Tri-Rail’s fare structure is different and cheaper perhaps because the line has 18 stops on its schedule. Fares are divided into six zones, One-way prices range from $2.50 to $8.75 one-way, depending on the length of a trip.
Growing preference for rail investment
The renewed allure of trains may well explain why a national poll conducted for the passenger association showed a growing interest among Americans for more federal spending on rail. The large majority of those surveyed — 78% — said they want the federal government to invest in strengthening the nation’s passenger rail network. The addition of more routes to the current network received the support of 66% of the respondents, according to the poll.
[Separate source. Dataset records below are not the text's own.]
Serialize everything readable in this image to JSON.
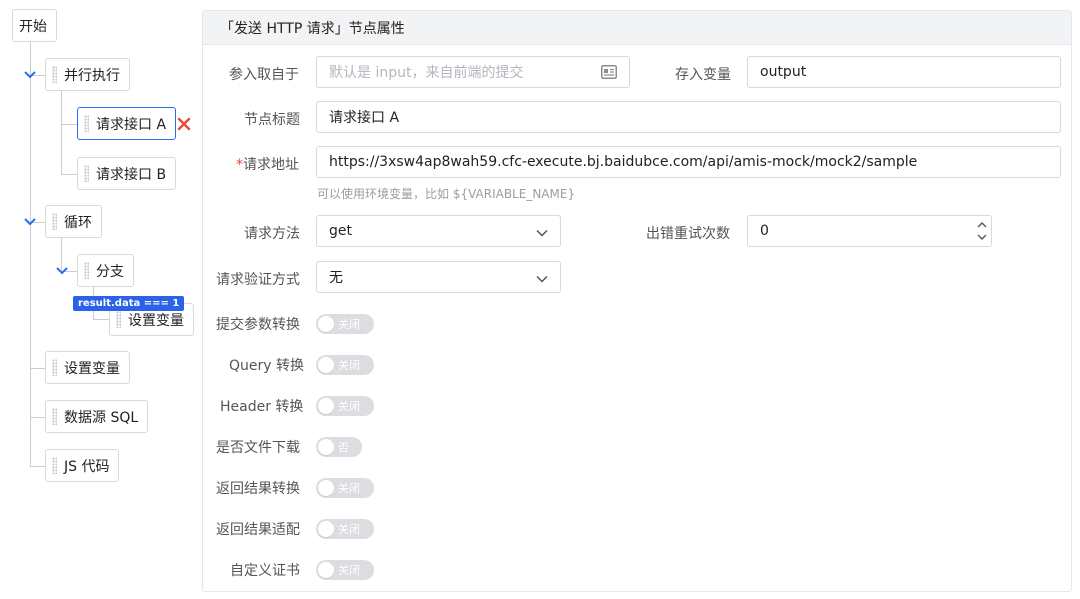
{
  "tree": {
    "start": "开始",
    "parallel": "并行执行",
    "api_a": "请求接口 A",
    "api_b": "请求接口 B",
    "loop": "循环",
    "branch": "分支",
    "condition": "result.data === 1",
    "set_var_branch": "设置变量",
    "set_var": "设置变量",
    "datasource_sql": "数据源 SQL",
    "js_code": "JS 代码"
  },
  "panel": {
    "title": "「发送 HTTP 请求」节点属性",
    "param_source": {
      "label": "参入取自于",
      "placeholder": "默认是 input，来自前端的提交"
    },
    "store_var": {
      "label": "存入变量",
      "value": "output"
    },
    "node_title": {
      "label": "节点标题",
      "value": "请求接口 A"
    },
    "url": {
      "required_mark": "*",
      "label": "请求地址",
      "value": "https://3xsw4ap8wah59.cfc-execute.bj.baidubce.com/api/amis-mock/mock2/sample",
      "hint": "可以使用环境变量，比如 ${VARIABLE_NAME}"
    },
    "method": {
      "label": "请求方法",
      "value": "get"
    },
    "retry": {
      "label": "出错重试次数",
      "value": "0"
    },
    "auth": {
      "label": "请求验证方式",
      "value": "无"
    },
    "toggles": [
      {
        "label": "提交参数转换",
        "state": "关闭"
      },
      {
        "label": "Query 转换",
        "state": "关闭"
      },
      {
        "label": "Header 转换",
        "state": "关闭"
      },
      {
        "label": "是否文件下载",
        "state": "否"
      },
      {
        "label": "返回结果转换",
        "state": "关闭"
      },
      {
        "label": "返回结果适配",
        "state": "关闭"
      },
      {
        "label": "自定义证书",
        "state": "关闭"
      }
    ]
  },
  "colors": {
    "accent": "#2a6cf3",
    "badge": "#2a63e8",
    "delete": "#e5493a",
    "toggle_off": "#dcdde0",
    "panel_header": "#f2f3f5"
  }
}
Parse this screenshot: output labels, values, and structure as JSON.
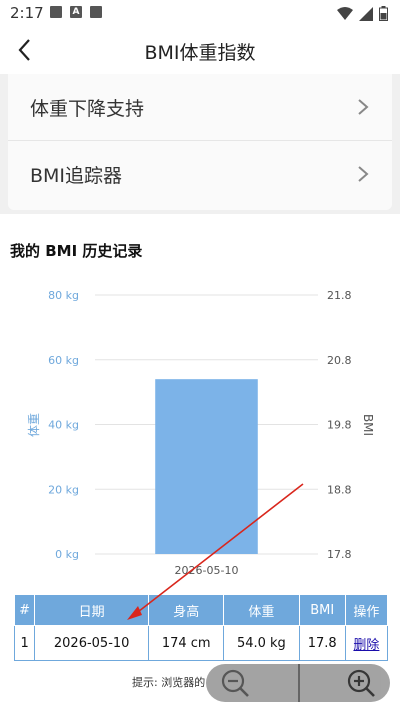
{
  "status": {
    "time": "2:17",
    "icon_a": "A"
  },
  "header": {
    "title": "BMI体重指数"
  },
  "menu": {
    "items": [
      {
        "label": "体重下降支持"
      },
      {
        "label": "BMI追踪器"
      }
    ]
  },
  "history": {
    "title": "我的 BMI 历史记录"
  },
  "chart_data": {
    "type": "bar",
    "categories": [
      "2026-05-10"
    ],
    "values": [
      54.0
    ],
    "ylabel": "体重",
    "y2label": "BMI",
    "ylim": [
      0,
      80
    ],
    "y2lim": [
      17.8,
      21.8
    ],
    "yticks": [
      "0 kg",
      "20 kg",
      "40 kg",
      "60 kg",
      "80 kg"
    ],
    "y2ticks": [
      "17.8",
      "18.8",
      "19.8",
      "20.8",
      "21.8"
    ],
    "bar_color": "#7cb3e8",
    "axis_label_color": "#6fa8dc"
  },
  "table": {
    "headers": [
      "#",
      "日期",
      "身高",
      "体重",
      "BMI",
      "操作"
    ],
    "rows": [
      [
        "1",
        "2026-05-10",
        "174 cm",
        "54.0 kg",
        "17.8",
        "删除"
      ]
    ]
  },
  "hint": {
    "text": "提示: 浏览器的"
  },
  "colors": {
    "header_bg": "#6fa8dc",
    "arrow": "#d9261c"
  }
}
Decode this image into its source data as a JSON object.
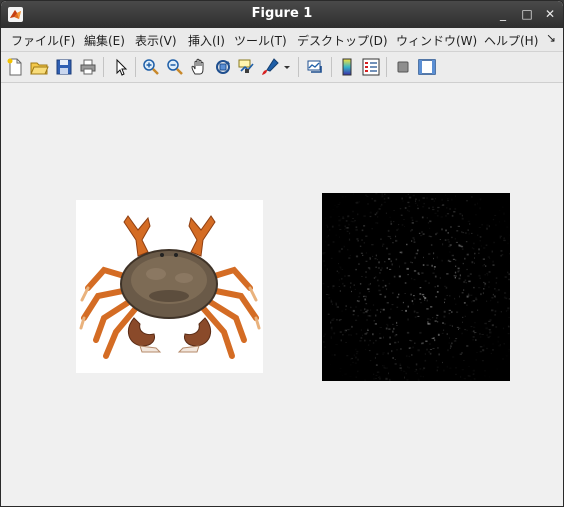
{
  "window": {
    "title": "Figure 1",
    "buttons": {
      "minimize": "_",
      "maximize": "□",
      "close": "✕"
    }
  },
  "menubar": {
    "items": [
      "ファイル(F)",
      "編集(E)",
      "表示(V)",
      "挿入(I)",
      "ツール(T)",
      "デスクトップ(D)",
      "ウィンドウ(W)",
      "ヘルプ(H)"
    ],
    "overflow": "↘"
  },
  "toolbar": {
    "icons": [
      "new-figure-icon",
      "open-file-icon",
      "save-icon",
      "print-icon",
      "pointer-icon",
      "zoom-in-icon",
      "zoom-out-icon",
      "pan-hand-icon",
      "rotate-3d-icon",
      "data-cursor-icon",
      "brush-icon",
      "dropdown-arrow-icon",
      "link-plot-icon",
      "colorbar-icon",
      "legend-icon",
      "hide-plot-tools-icon",
      "show-plot-tools-icon"
    ]
  },
  "figure": {
    "subplots": [
      {
        "content": "crab-photo",
        "background": "#ffffff"
      },
      {
        "content": "magnitude-image",
        "background": "#000000"
      }
    ]
  },
  "colors": {
    "titlebar": "#333333",
    "figure_bg": "#f0f0f0",
    "crab_shell": "#6a5a48",
    "crab_legs": "#d9772e"
  }
}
The results came after President Joe Biden signed the Investment in Infrastructure and Jobs Act, which could provide up to $100 billion for the national network over the next five years, the association said.
Brightline, which relies on private funds, isn’t waiting five years for the completion of its 170-mile extension from South to Central Florida. The new segment, which the company reports is 70% complete, is scheduled to be finished by next year.
Said Pavlik, the law firm executive: “I can’t wait until it gets to Orlando.”